No so original origins
The origin of Surf and Turf dates back to the nineteen sixties. In the United states. Surf stood for sea food. More exactly shellfish. While turf stands for red meat, good old beef. And although very unlikely, allegedly temporary invented on the East and West coast.
The idea though is much older. The Talmud forbids Jews to mix fish and meat. Undeniably underlining they thought about doing so. The reason of the prohibition? Bad for your health and it gives you bad breath. So it goes.
Surf and turf on the menu
Lobster tail and filet. That was the original surf and turf in the United states. The first one with with garlic flavoured butter, the Turf rare baked. Classic, very classic. Later variations popped up. Specially regarding the Surf. Scallops, shrimp and even crab meat replaced lobster. Or kept it company.
The success was immediate. So soon the dish could be found in Canada, Australia and in the UK. Whereas European countries seemed reluctant to put it on the menu.
Oh my Gaudy
Surf and Turf is truly limited and a tad narrow-minded. The sea features but shellfish while the turf has nothing but bovine tramping it. That makes the dish unsurprising and therefore immensely popular.
This popularity pushed the dish into the category of gaudy dishes. Expensive yes. But it does lack any culinary framework. And with different cooking times, they cannot be prepared together.
Surf ‘n’ turf is an example of the voracious rapture that defines much classic kitsch: adding two swanky things together in hopes of doubling their value, and in fact winding up with a flatulent faux pas.
One plus one does equal two
As mentioned above, surf and turf consists in two ingredients brought together. Without knowing each other. Without having been properly introduced. Two expensive ingredients. Often the most expensive ones on the menu. And often that seems to be the only reason that links both, apart from abundant garlic butter.
And the critic keeps coming. Surf and turf is an example of what Veblen defines conspicious consumption. In simple terms: showing off.

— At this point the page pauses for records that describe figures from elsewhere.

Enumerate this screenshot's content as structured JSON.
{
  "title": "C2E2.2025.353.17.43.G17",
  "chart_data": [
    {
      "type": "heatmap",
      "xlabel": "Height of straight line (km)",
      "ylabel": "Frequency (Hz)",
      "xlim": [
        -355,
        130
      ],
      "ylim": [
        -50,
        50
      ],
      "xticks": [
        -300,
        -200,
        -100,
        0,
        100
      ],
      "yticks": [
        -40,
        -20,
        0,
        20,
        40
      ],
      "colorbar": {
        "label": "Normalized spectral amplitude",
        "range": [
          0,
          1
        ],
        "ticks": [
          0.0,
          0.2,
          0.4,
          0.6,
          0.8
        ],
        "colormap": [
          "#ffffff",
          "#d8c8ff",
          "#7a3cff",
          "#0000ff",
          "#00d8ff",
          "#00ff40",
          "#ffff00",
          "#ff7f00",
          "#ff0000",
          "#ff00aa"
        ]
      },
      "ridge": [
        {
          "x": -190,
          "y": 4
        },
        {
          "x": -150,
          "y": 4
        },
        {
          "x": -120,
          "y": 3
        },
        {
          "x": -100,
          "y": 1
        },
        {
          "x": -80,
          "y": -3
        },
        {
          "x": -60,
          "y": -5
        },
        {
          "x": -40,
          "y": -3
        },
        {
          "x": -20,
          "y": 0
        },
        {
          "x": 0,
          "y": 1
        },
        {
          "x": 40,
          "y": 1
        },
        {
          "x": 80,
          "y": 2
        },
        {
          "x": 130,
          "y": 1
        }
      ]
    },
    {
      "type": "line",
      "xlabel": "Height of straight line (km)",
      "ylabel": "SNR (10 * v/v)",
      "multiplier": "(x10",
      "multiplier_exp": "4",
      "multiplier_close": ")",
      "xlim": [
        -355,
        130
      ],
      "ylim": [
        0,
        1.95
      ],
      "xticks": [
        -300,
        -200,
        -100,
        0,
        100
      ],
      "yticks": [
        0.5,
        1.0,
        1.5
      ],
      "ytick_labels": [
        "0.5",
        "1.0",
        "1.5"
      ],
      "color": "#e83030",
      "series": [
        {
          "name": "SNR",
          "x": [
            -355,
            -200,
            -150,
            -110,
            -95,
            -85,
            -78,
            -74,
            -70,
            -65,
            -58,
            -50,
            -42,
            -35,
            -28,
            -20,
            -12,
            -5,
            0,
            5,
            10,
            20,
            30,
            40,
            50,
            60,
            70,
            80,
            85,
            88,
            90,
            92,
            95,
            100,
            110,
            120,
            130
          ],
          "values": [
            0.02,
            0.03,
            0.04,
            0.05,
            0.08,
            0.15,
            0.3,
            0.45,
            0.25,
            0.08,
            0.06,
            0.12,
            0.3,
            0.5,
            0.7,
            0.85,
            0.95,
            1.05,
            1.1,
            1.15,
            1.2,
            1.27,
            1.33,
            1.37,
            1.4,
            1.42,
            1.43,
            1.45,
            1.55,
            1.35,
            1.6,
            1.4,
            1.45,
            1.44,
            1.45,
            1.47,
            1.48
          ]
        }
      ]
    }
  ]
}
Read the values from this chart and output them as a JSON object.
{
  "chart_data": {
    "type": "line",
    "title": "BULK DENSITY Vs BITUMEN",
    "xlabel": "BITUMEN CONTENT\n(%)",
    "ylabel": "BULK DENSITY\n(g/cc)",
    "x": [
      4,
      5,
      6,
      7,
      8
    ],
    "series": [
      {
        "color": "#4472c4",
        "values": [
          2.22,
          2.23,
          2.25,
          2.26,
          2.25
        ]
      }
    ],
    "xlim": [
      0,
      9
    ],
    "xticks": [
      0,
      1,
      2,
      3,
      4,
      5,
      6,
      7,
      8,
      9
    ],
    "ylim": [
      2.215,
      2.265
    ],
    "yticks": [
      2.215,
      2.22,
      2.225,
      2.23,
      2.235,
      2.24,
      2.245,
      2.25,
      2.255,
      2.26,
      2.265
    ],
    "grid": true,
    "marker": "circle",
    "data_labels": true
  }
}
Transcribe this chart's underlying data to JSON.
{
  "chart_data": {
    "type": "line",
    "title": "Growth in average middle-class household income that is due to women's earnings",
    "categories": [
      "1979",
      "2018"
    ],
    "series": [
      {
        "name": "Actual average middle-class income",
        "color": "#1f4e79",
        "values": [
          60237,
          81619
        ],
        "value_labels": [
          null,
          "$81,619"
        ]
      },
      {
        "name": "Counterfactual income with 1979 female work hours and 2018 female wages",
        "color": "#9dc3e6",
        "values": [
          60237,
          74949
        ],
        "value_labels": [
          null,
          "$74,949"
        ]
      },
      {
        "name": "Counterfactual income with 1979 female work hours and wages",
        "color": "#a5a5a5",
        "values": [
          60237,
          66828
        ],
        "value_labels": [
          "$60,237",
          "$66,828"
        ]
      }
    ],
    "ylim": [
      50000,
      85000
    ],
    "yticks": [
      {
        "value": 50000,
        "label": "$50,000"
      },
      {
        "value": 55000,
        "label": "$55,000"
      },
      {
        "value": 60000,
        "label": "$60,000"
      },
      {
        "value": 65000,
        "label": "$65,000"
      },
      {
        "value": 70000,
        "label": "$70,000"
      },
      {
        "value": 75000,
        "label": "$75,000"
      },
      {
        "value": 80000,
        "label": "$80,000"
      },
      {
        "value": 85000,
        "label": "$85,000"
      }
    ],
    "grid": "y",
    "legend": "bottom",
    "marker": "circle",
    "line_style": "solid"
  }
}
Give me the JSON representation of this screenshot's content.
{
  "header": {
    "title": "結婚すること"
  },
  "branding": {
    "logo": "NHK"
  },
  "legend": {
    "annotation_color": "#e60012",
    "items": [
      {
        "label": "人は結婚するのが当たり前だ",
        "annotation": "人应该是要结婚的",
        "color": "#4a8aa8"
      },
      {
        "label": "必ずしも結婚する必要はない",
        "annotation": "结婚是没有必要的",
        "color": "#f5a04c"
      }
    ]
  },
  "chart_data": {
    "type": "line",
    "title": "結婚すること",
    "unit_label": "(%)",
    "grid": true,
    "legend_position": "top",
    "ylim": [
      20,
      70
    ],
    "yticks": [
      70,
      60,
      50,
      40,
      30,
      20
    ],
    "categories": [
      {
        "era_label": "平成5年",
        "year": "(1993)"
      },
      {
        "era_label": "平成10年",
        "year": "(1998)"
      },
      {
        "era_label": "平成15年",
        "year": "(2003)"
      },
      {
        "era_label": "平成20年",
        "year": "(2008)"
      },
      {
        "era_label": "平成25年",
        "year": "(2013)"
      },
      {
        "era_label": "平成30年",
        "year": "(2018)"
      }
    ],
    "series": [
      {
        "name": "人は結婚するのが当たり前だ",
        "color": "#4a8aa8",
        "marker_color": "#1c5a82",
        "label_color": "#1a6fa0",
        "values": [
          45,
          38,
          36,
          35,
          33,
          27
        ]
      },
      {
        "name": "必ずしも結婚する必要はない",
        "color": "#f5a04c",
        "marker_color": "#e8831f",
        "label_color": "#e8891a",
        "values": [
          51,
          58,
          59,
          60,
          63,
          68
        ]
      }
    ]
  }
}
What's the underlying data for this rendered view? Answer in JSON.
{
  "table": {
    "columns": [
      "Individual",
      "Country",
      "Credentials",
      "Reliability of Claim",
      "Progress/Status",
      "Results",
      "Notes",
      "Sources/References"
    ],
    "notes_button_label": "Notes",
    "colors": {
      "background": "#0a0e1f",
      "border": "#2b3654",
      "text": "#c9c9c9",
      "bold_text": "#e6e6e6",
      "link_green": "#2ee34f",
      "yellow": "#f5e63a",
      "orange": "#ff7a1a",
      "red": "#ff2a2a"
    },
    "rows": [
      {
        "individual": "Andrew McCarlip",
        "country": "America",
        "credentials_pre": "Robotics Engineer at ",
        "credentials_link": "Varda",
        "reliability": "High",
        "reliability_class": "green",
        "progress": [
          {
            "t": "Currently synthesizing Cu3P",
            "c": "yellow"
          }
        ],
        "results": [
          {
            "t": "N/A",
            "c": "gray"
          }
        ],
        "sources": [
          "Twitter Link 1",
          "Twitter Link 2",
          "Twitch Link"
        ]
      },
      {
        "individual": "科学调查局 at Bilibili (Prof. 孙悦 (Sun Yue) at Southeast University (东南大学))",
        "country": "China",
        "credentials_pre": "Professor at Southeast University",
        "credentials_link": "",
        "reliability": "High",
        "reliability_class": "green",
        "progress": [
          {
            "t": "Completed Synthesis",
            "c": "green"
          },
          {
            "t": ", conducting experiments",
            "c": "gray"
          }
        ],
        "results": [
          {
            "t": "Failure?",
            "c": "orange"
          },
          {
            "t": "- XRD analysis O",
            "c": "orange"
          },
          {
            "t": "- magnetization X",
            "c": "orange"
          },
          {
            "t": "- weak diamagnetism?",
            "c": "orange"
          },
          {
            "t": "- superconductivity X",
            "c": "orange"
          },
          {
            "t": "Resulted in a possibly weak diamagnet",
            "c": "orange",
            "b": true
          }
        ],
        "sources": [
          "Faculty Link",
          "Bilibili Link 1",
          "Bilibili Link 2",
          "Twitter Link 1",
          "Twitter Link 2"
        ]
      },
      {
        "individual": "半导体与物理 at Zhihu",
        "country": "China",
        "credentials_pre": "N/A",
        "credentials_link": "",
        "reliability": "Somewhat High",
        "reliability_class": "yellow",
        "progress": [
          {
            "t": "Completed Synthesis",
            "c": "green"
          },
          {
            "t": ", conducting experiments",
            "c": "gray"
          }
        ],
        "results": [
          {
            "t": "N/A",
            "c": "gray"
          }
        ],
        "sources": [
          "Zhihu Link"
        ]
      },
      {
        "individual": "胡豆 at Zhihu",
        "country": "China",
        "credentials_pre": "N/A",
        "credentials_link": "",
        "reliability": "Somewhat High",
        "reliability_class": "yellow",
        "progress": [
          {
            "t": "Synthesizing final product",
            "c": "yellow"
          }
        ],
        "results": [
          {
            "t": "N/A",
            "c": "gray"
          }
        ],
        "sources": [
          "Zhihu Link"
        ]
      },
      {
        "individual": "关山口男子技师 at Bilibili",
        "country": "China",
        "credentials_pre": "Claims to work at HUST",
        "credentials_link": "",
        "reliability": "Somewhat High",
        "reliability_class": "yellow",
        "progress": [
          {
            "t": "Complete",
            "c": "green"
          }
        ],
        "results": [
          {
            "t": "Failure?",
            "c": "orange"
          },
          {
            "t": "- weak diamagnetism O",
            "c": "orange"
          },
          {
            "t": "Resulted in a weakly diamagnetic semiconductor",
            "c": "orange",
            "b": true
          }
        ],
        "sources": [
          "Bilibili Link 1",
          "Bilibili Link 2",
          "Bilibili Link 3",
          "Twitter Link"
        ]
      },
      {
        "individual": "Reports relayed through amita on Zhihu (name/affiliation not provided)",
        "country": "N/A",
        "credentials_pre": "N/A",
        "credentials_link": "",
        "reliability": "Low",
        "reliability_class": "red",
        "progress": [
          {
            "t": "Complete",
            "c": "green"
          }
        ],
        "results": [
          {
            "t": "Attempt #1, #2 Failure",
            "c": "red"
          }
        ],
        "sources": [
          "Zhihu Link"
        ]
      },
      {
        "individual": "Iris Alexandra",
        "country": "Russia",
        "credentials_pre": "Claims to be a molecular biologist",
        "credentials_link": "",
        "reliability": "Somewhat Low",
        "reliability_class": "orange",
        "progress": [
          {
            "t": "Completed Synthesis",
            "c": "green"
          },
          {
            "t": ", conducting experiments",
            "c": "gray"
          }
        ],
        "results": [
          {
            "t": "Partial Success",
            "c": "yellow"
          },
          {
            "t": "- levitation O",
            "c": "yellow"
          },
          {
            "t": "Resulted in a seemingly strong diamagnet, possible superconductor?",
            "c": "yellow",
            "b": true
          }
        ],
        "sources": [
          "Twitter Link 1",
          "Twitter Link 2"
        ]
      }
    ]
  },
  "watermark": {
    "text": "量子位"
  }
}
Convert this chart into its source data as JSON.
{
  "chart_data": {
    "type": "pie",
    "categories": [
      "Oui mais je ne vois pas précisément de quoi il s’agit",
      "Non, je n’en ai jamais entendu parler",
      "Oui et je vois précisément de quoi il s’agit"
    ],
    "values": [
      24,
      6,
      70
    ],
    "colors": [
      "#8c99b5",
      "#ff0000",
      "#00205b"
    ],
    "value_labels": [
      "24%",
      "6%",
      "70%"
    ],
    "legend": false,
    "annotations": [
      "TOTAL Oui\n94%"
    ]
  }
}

A future for Surf and turf
The future for surf and turf is not easy. New cooking techniques don’t really change the dish. The adding of foam, sauce, creams or jelly? Still no change.
An interesting attempt comes from the hamburger world. It is by far the most innovating approach. But will people want to pay for this burger? Other people cannot see what is inside. Which is after all the purpose of the dish.
With the right marketing this may become the saviour of an odd but all together interesting dish.